The mother and calf reportedly stranded themselves on Opape Beach on New Zealand's North Island in 2010 but were only recently ID'd with DNA testing as spade-toothed beaked whales.
According to London's Daily Telegraph, the species — discovered in 1872 — had until now remained entirely hidden from human view.
The only sign that the creatures' continued existence in the 140 years since their bone fragments were found on a remote Pacific island was two partial skulls found in New Zealand in the 1950s and Chile in 1986, the Telegraph wrote.
The finding of the mother, 17 feet long, and 11-foot-long calf confirmed the species still existed.
A report describing the whales and the analysis of the whales' DNA appears in the Nov. 6 issue of the journal Current Biology.

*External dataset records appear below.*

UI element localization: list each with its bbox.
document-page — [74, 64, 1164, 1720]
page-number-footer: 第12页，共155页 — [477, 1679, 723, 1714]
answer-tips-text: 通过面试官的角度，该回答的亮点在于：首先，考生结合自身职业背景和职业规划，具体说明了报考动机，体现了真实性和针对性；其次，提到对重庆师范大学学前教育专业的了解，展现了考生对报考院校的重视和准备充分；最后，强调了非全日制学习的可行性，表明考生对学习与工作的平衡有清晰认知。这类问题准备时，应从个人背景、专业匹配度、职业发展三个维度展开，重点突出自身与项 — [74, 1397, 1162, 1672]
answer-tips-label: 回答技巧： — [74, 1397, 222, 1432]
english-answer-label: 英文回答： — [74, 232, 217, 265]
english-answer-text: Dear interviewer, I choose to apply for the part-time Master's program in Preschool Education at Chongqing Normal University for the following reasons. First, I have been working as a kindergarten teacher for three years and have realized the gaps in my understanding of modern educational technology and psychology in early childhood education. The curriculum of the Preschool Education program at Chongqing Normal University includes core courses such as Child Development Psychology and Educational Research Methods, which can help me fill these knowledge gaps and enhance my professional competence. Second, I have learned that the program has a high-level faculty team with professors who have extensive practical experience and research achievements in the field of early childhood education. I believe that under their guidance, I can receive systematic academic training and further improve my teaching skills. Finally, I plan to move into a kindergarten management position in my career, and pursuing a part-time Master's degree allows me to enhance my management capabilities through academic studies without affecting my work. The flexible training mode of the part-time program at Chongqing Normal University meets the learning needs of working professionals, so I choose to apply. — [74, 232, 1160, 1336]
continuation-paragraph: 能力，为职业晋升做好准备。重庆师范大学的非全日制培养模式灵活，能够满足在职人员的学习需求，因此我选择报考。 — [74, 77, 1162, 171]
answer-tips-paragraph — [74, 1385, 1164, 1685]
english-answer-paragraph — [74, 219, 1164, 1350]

Fox News cited a marine biologist at the University of Auckland in New Zealand, Rochelle Constantine, as saying:
"Up until now, all we have known about the spade-toothed beaked whale was from three partial skulls collected from New Zealand and Chile over a 140-year period. It is remarkable that we know almost nothing about such a large mammal. This is the first time this species has ever been seen as a complete specimen, and we were lucky enough to find two of them."
Constantine reportedly said scientists initially mis-identified the mammals as Gray's beaked whales, which often wash up on New Zealand beaches.